Es wurden Protestmärsche organisiert. Türkische und ausländische Filmemacher, darunter auch der Vorsitzende der Jury des Internationalen Wettbewerbs von 1988, der Regisseur Elia Kazan, forderten die türkische Regierung auf, endlich auf die Zensur von Filmen zu verzichten. Der Kultur - und Tourismusminister der Türkei zu diesem Zeitpunkt, Tinaz Titiz, gab schließlich nach - zumindest das Verbot von Filmen aus dem Ausland schien ihm ein unvorteilhaftes Bild von der Türkei zu zeichnen. 1989 war schließlich das erste Jahr in der Geschichte des Festivals, in dem ausländische Beiträge weder gekürzt noch verboten wurden.

Türkische Filme waren jedoch auch nach 1989 und auch im Rahmen des Filmfestivals von Zensur und Verbot betroffen.
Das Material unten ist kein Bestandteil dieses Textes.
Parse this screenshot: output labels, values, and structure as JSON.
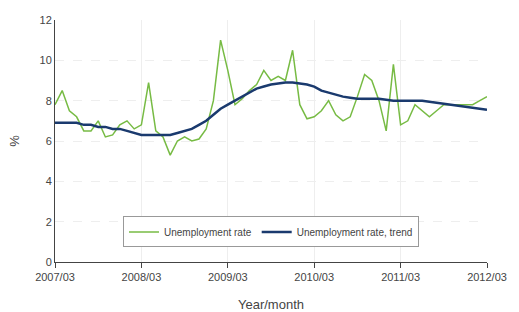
{
  "chart_data": {
    "type": "line",
    "xlabel": "Year/month",
    "ylabel": "%",
    "categories": [
      "2007/03",
      null,
      null,
      null,
      null,
      null,
      null,
      null,
      null,
      null,
      null,
      null,
      "2008/03",
      null,
      null,
      null,
      null,
      null,
      null,
      null,
      null,
      null,
      null,
      null,
      "2009/03",
      null,
      null,
      null,
      null,
      null,
      null,
      null,
      null,
      null,
      null,
      null,
      "2010/03",
      null,
      null,
      null,
      null,
      null,
      null,
      null,
      null,
      null,
      null,
      null,
      "2011/03",
      null,
      null,
      null,
      null,
      null,
      null,
      null,
      null,
      null,
      null,
      null,
      "2012/03"
    ],
    "series": [
      {
        "name": "Unemployment rate",
        "color": "#77bb44",
        "values": [
          7.8,
          8.5,
          7.5,
          7.2,
          6.5,
          6.5,
          7.0,
          6.2,
          6.3,
          6.8,
          7.0,
          6.6,
          6.8,
          8.9,
          6.5,
          6.2,
          5.3,
          6.0,
          6.2,
          6.0,
          6.1,
          6.6,
          8.0,
          11.0,
          9.5,
          7.8,
          8.1,
          8.5,
          8.8,
          9.5,
          9.0,
          9.2,
          9.0,
          10.5,
          7.8,
          7.1,
          7.2,
          7.5,
          8.0,
          7.3,
          7.0,
          7.2,
          8.2,
          9.3,
          9.0,
          8.0,
          6.5,
          9.8,
          6.8,
          7.0,
          7.8,
          7.5,
          7.2,
          7.5,
          7.8,
          7.8,
          7.8,
          7.8,
          7.8,
          8.0,
          8.2
        ]
      },
      {
        "name": "Unemployment rate, trend",
        "color": "#1a3a6e",
        "values": [
          6.9,
          6.9,
          6.9,
          6.9,
          6.8,
          6.8,
          6.7,
          6.7,
          6.6,
          6.6,
          6.5,
          6.4,
          6.3,
          6.3,
          6.3,
          6.3,
          6.3,
          6.4,
          6.5,
          6.6,
          6.8,
          7.0,
          7.3,
          7.6,
          7.8,
          8.0,
          8.2,
          8.4,
          8.6,
          8.7,
          8.8,
          8.85,
          8.9,
          8.9,
          8.85,
          8.8,
          8.7,
          8.5,
          8.4,
          8.3,
          8.2,
          8.15,
          8.1,
          8.1,
          8.1,
          8.1,
          8.05,
          8.0,
          8.0,
          8.0,
          8.0,
          8.0,
          7.95,
          7.9,
          7.85,
          7.8,
          7.75,
          7.7,
          7.65,
          7.6,
          7.55
        ]
      }
    ],
    "ylim": [
      0,
      12
    ],
    "yticks": [
      0,
      2,
      4,
      6,
      8,
      10,
      12
    ],
    "grid": true,
    "legend": "bottom"
  }
}
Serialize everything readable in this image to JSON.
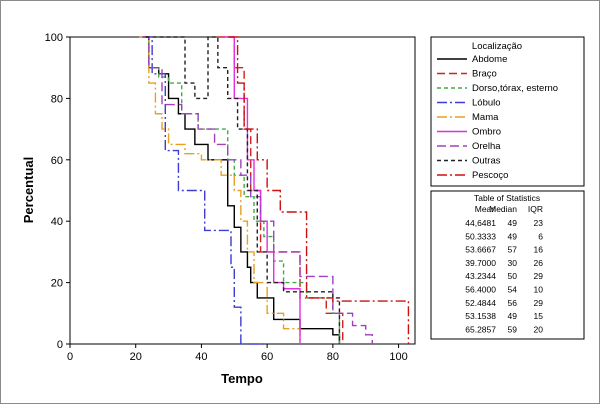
{
  "chart_data": {
    "type": "line",
    "title": "",
    "xlabel": "Tempo",
    "ylabel": "Percentual",
    "xlim": [
      0,
      105
    ],
    "ylim": [
      0,
      100
    ],
    "xticks": [
      0,
      20,
      40,
      60,
      80,
      100
    ],
    "yticks": [
      0,
      20,
      40,
      60,
      80,
      100
    ],
    "grid": false,
    "legend": {
      "title": "Localização",
      "placement": "right"
    },
    "series": [
      {
        "name": "Abdome",
        "color": "#000000",
        "dash": "solid",
        "x": [
          22,
          24,
          27,
          30,
          33,
          35,
          38,
          42,
          48,
          50,
          52,
          54,
          55,
          57,
          62,
          70,
          80,
          82
        ],
        "y": [
          100,
          90,
          88,
          80,
          75,
          70,
          65,
          60,
          45,
          38,
          30,
          25,
          20,
          15,
          8,
          5,
          3,
          0
        ]
      },
      {
        "name": "Braço",
        "color": "#d42020",
        "dash": "8,4",
        "x": [
          45,
          50,
          53,
          55,
          58,
          70,
          78,
          83
        ],
        "y": [
          100,
          90,
          70,
          50,
          30,
          15,
          10,
          0
        ]
      },
      {
        "name": "Dorso,tórax, esterno",
        "color": "#44aa44",
        "dash": "4,3",
        "x": [
          21,
          24,
          27,
          30,
          34,
          39,
          48,
          50,
          53,
          56,
          59,
          62,
          65,
          72,
          80,
          82
        ],
        "y": [
          100,
          90,
          87,
          85,
          75,
          70,
          60,
          55,
          48,
          40,
          35,
          27,
          20,
          15,
          10,
          0
        ]
      },
      {
        "name": "Lóbulo",
        "color": "#3c3cd0",
        "dash": "10,3,2,3",
        "x": [
          22,
          25,
          29,
          33,
          41,
          47,
          49,
          50,
          52,
          55,
          60
        ],
        "y": [
          100,
          88,
          63,
          50,
          37,
          37,
          25,
          12,
          0,
          0,
          0
        ]
      },
      {
        "name": "Mama",
        "color": "#e8a020",
        "dash": "10,3,2,3",
        "x": [
          21,
          24,
          26,
          28,
          30,
          35,
          40,
          46,
          50,
          52,
          54,
          56,
          60,
          65,
          70
        ],
        "y": [
          100,
          85,
          75,
          70,
          65,
          62,
          60,
          55,
          50,
          40,
          30,
          20,
          10,
          5,
          0
        ]
      },
      {
        "name": "Ombro",
        "color": "#e030e0",
        "dash": "solid",
        "x": [
          47,
          50,
          54,
          56,
          58,
          60,
          62,
          65,
          68,
          70
        ],
        "y": [
          100,
          80,
          60,
          50,
          40,
          30,
          20,
          18,
          18,
          0
        ]
      },
      {
        "name": "Orelha",
        "color": "#a040c0",
        "dash": "9,4",
        "x": [
          22,
          24,
          28,
          34,
          39,
          44,
          48,
          52,
          55,
          58,
          62,
          70,
          80,
          86,
          90,
          92
        ],
        "y": [
          100,
          90,
          78,
          75,
          70,
          65,
          60,
          55,
          48,
          40,
          30,
          22,
          10,
          6,
          3,
          0
        ]
      },
      {
        "name": "Outras",
        "color": "#222222",
        "dash": "4,3",
        "x": [
          23,
          35,
          38,
          42,
          45,
          48,
          51,
          54,
          57,
          60,
          65,
          72,
          80,
          82
        ],
        "y": [
          100,
          85,
          80,
          100,
          90,
          80,
          70,
          50,
          30,
          20,
          17,
          17,
          15,
          0
        ]
      },
      {
        "name": "Pescoço",
        "color": "#cc1010",
        "dash": "10,3,2,3",
        "x": [
          48,
          51,
          53,
          57,
          60,
          64,
          70,
          72,
          80,
          100,
          103
        ],
        "y": [
          100,
          85,
          70,
          60,
          50,
          43,
          43,
          15,
          14,
          14,
          0
        ]
      }
    ],
    "table": {
      "title": "Table of Statistics",
      "headers": [
        "Mean",
        "Median",
        "IQR"
      ],
      "rows": [
        [
          "44,6481",
          "49",
          "23"
        ],
        [
          "50.3333",
          "49",
          "6"
        ],
        [
          "53.6667",
          "57",
          "16"
        ],
        [
          "39.7000",
          "30",
          "26"
        ],
        [
          "43.2344",
          "50",
          "29"
        ],
        [
          "56.4000",
          "54",
          "10"
        ],
        [
          "52.4844",
          "56",
          "29"
        ],
        [
          "53.1538",
          "49",
          "15"
        ],
        [
          "65.2857",
          "59",
          "20"
        ]
      ]
    }
  }
}
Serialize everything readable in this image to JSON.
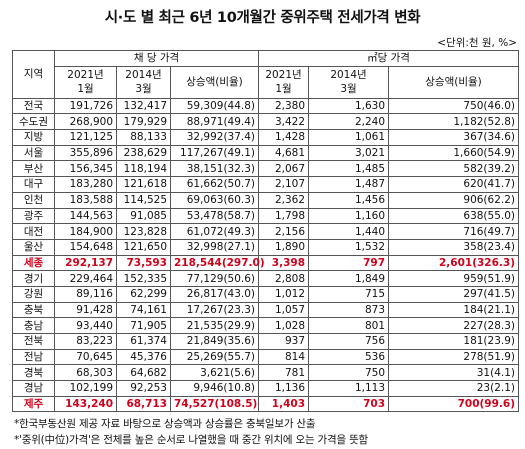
{
  "title": "시·도 별 최근 6년 10개월간 중위주택 전세가격 변화",
  "unit": "<단위:천 원, %>",
  "header": {
    "region": "지역",
    "groups": [
      "채 당 가격",
      "㎡당 가격"
    ],
    "columns": [
      "2021년\n1월",
      "2014년\n3월",
      "상승액(비율)",
      "2021년\n1월",
      "2014년\n3월",
      "상승액(비율)"
    ]
  },
  "table": {
    "rows": [
      [
        "전국",
        "191,726",
        "132,417",
        "59,309(44.8)",
        "2,380",
        "1,630",
        "750(46.0)"
      ],
      [
        "수도권",
        "268,900",
        "179,929",
        "88,971(49.4)",
        "3,422",
        "2,240",
        "1,182(52.8)"
      ],
      [
        "지방",
        "121,125",
        "88,133",
        "32,992(37.4)",
        "1,428",
        "1,061",
        "367(34.6)"
      ],
      [
        "서울",
        "355,896",
        "238,629",
        "117,267(49.1)",
        "4,681",
        "3,021",
        "1,660(54.9)"
      ],
      [
        "부산",
        "156,345",
        "118,194",
        "38,151(32.3)",
        "2,067",
        "1,485",
        "582(39.2)"
      ],
      [
        "대구",
        "183,280",
        "121,618",
        "61,662(50.7)",
        "2,107",
        "1,487",
        "620(41.7)"
      ],
      [
        "인천",
        "183,588",
        "114,525",
        "69,063(60.3)",
        "2,362",
        "1,456",
        "906(62.2)"
      ],
      [
        "광주",
        "144,563",
        "91,085",
        "53,478(58.7)",
        "1,798",
        "1,160",
        "638(55.0)"
      ],
      [
        "대전",
        "184,900",
        "123,828",
        "61,072(49.3)",
        "2,156",
        "1,440",
        "716(49.7)"
      ],
      [
        "울산",
        "154,648",
        "121,650",
        "32,998(27.1)",
        "1,890",
        "1,532",
        "358(23.4)"
      ],
      [
        "세종",
        "292,137",
        "73,593",
        "218,544(297.0)",
        "3,398",
        "797",
        "2,601(326.3)"
      ],
      [
        "경기",
        "229,464",
        "152,335",
        "77,129(50.6)",
        "2,808",
        "1,849",
        "959(51.9)"
      ],
      [
        "강원",
        "89,116",
        "62,299",
        "26,817(43.0)",
        "1,012",
        "715",
        "297(41.5)"
      ],
      [
        "충북",
        "91,428",
        "74,161",
        "17,267(23.3)",
        "1,057",
        "873",
        "184(21.1)"
      ],
      [
        "충남",
        "93,440",
        "71,905",
        "21,535(29.9)",
        "1,028",
        "801",
        "227(28.3)"
      ],
      [
        "전북",
        "83,223",
        "61,374",
        "21,849(35.6)",
        "937",
        "756",
        "181(23.9)"
      ],
      [
        "전남",
        "70,645",
        "45,376",
        "25,269(55.7)",
        "814",
        "536",
        "278(51.9)"
      ],
      [
        "경북",
        "68,303",
        "64,682",
        "3,621(5.6)",
        "781",
        "750",
        "31(4.1)"
      ],
      [
        "경남",
        "102,199",
        "92,253",
        "9,946(10.8)",
        "1,136",
        "1,113",
        "23(2.1)"
      ],
      [
        "제주",
        "143,240",
        "68,713",
        "74,527(108.5)",
        "1,403",
        "703",
        "700(99.6)"
      ]
    ]
  },
  "notes": [
    "*한국부동산원 제공 자료 바탕으로 상승액과 상승률은 충북일보가 산출",
    "*'중위(中位)가격'은 전체를 높은 순서로 나열했을 때 중간 위치에 오는 가격을 뜻함"
  ]
}
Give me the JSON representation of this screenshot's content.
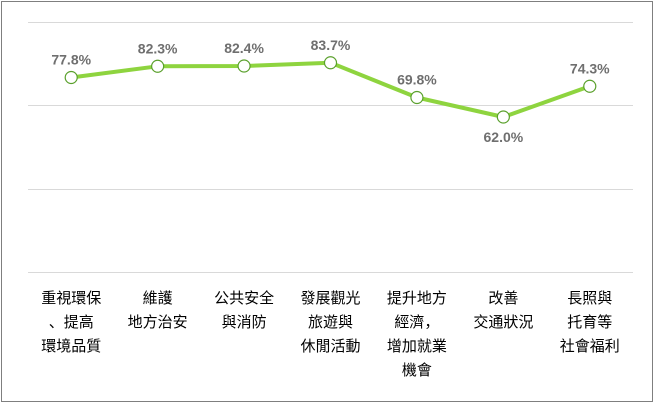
{
  "chart_data": {
    "type": "line",
    "title": "",
    "xlabel": "",
    "ylabel": "",
    "categories": [
      [
        "重視環保",
        "、提高",
        "環境品質"
      ],
      [
        "維護",
        "地方治安"
      ],
      [
        "公共安全",
        "與消防"
      ],
      [
        "發展觀光",
        "旅遊與",
        "休閒活動"
      ],
      [
        "提升地方",
        "經濟，",
        "增加就業",
        "機會"
      ],
      [
        "改善",
        "交通狀況"
      ],
      [
        "長照與",
        "托育等",
        "社會福利"
      ]
    ],
    "series": [
      {
        "values": [
          77.8,
          82.3,
          82.4,
          83.7,
          69.8,
          62.0,
          74.3
        ],
        "labels": [
          "77.8%",
          "82.3%",
          "82.4%",
          "83.7%",
          "69.8%",
          "62.0%",
          "74.3%"
        ]
      }
    ],
    "ylim": [
      0,
      100
    ],
    "grid": true,
    "legend": "none",
    "colors": {
      "line": "#8ed43f",
      "marker_fill": "#ffffff",
      "marker_stroke": "#5aa02c",
      "gridline": "#d9d9d9",
      "frame": "#7f7f7f"
    }
  }
}
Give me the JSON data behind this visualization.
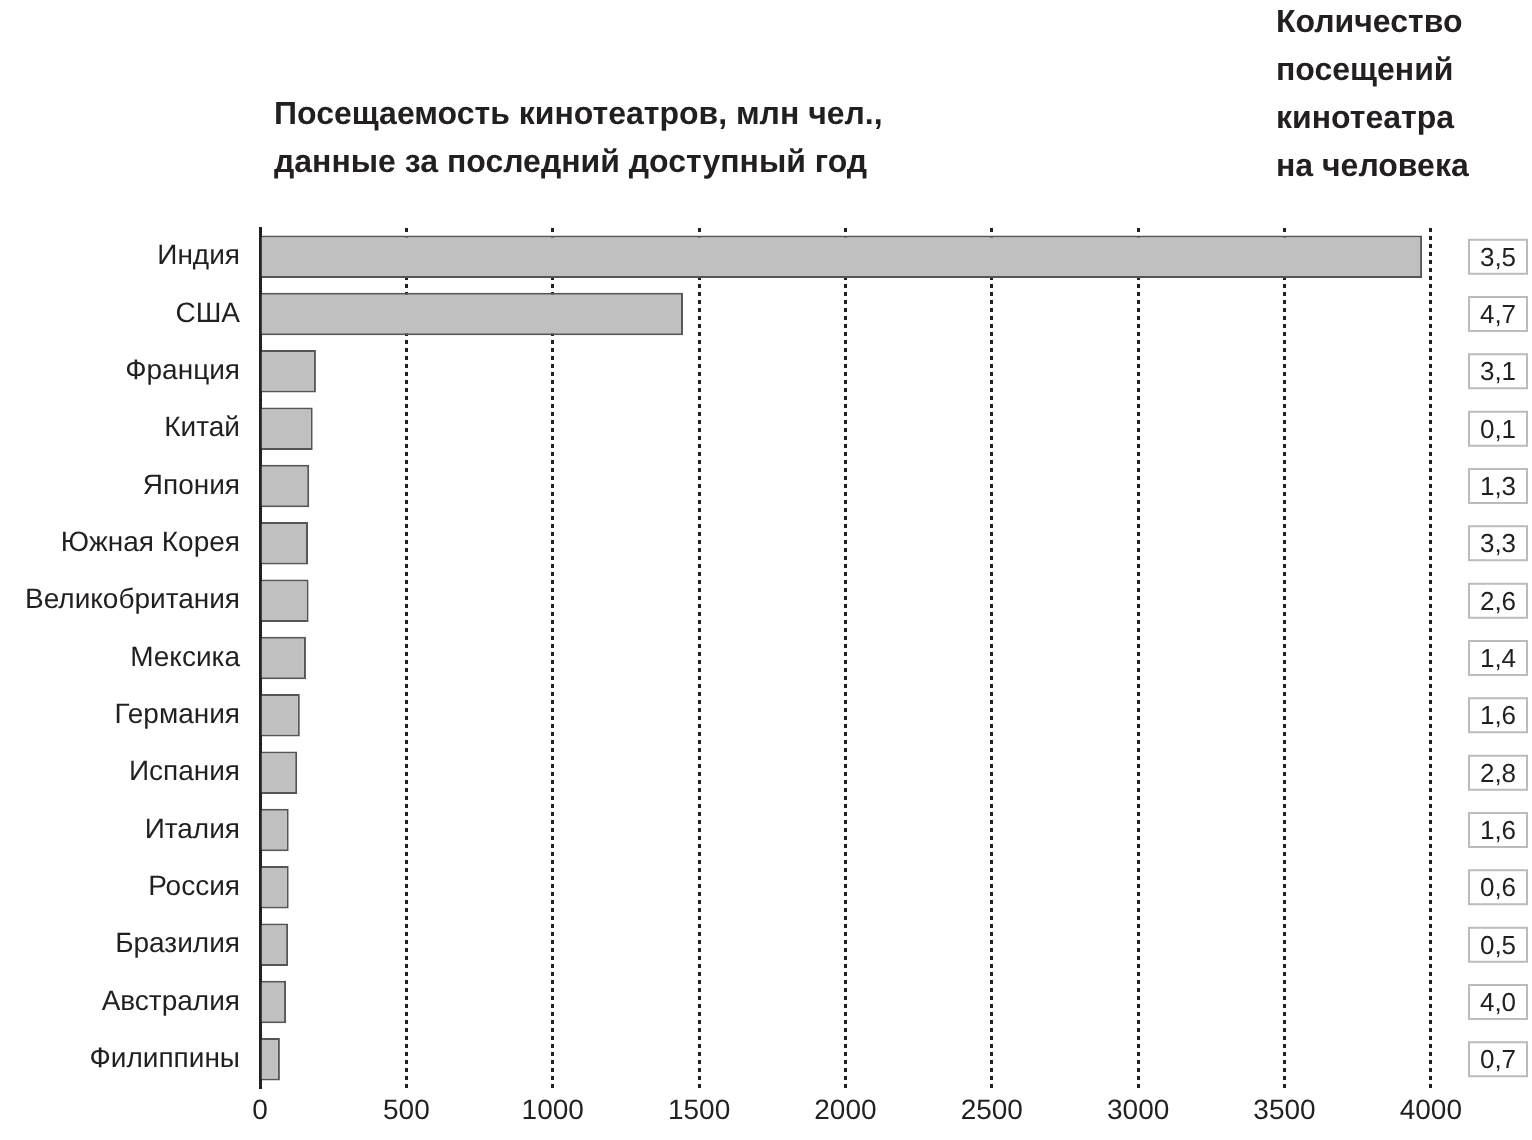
{
  "chart_data": [
    {
      "type": "bar",
      "orientation": "horizontal",
      "title": "Посещаемость кинотеатров, млн чел., данные за последний доступный год",
      "categories": [
        "Индия",
        "США",
        "Франция",
        "Китай",
        "Япония",
        "Южная Корея",
        "Великобритания",
        "Мексика",
        "Германия",
        "Испания",
        "Италия",
        "Россия",
        "Бразилия",
        "Австралия",
        "Филиппины"
      ],
      "values": [
        3970,
        1445,
        191,
        180,
        168,
        164,
        166,
        157,
        136,
        127,
        98,
        98,
        96,
        89,
        68
      ],
      "color": "#c0c0c0",
      "xlim": [
        0,
        4000
      ],
      "xticks": [
        0,
        500,
        1000,
        1500,
        2000,
        2500,
        3000,
        3500,
        4000
      ],
      "grid": "x"
    },
    {
      "type": "other",
      "title": "Количество посещений кинотеатра на человека",
      "categories": [
        null,
        null,
        null,
        null,
        null,
        null,
        null,
        null,
        null,
        null,
        null,
        null,
        null,
        null,
        null
      ],
      "values": [
        3.5,
        4.7,
        3.1,
        0.1,
        1.3,
        3.3,
        2.6,
        1.4,
        1.6,
        2.8,
        1.6,
        0.6,
        0.5,
        4.0,
        0.7
      ],
      "value_labels": [
        "3,5",
        "4,7",
        "3,1",
        "0,1",
        "1,3",
        "3,3",
        "2,6",
        "1,4",
        "1,6",
        "2,8",
        "1,6",
        "0,6",
        "0,5",
        "4,0",
        "0,7"
      ]
    }
  ]
}
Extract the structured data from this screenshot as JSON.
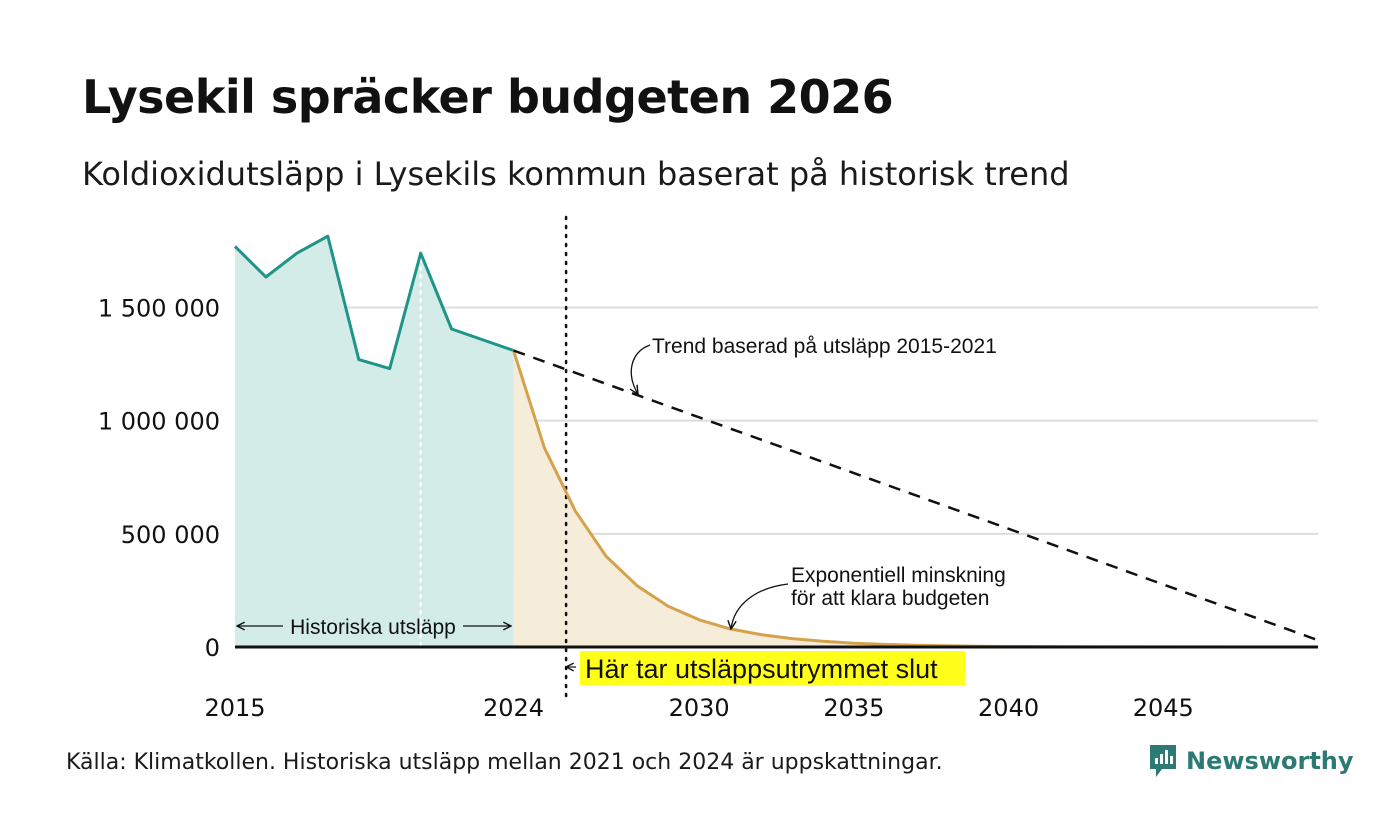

Doch seitdem hat sich einiges geändert. Dennoch darf längst noch nicht alles gemacht, gezeigt oder gesagt werden. Der umstrittene Artikel 301 des türkischen Strafgesetzbuches, der eine "Beleidigung des Türkentums und öffentlicher Ämter und Institutionen", und damit ist auch das türkische Militär gemeint, mit hohen Gefängnisstrafen ahndet, führt oft zu strenger Selbstkontrolle. Das Internationale Filmfestival Istanbul hat dennoch einen wichtigen Beitrag zur Rede- und Meinungsfreiheit geleistet.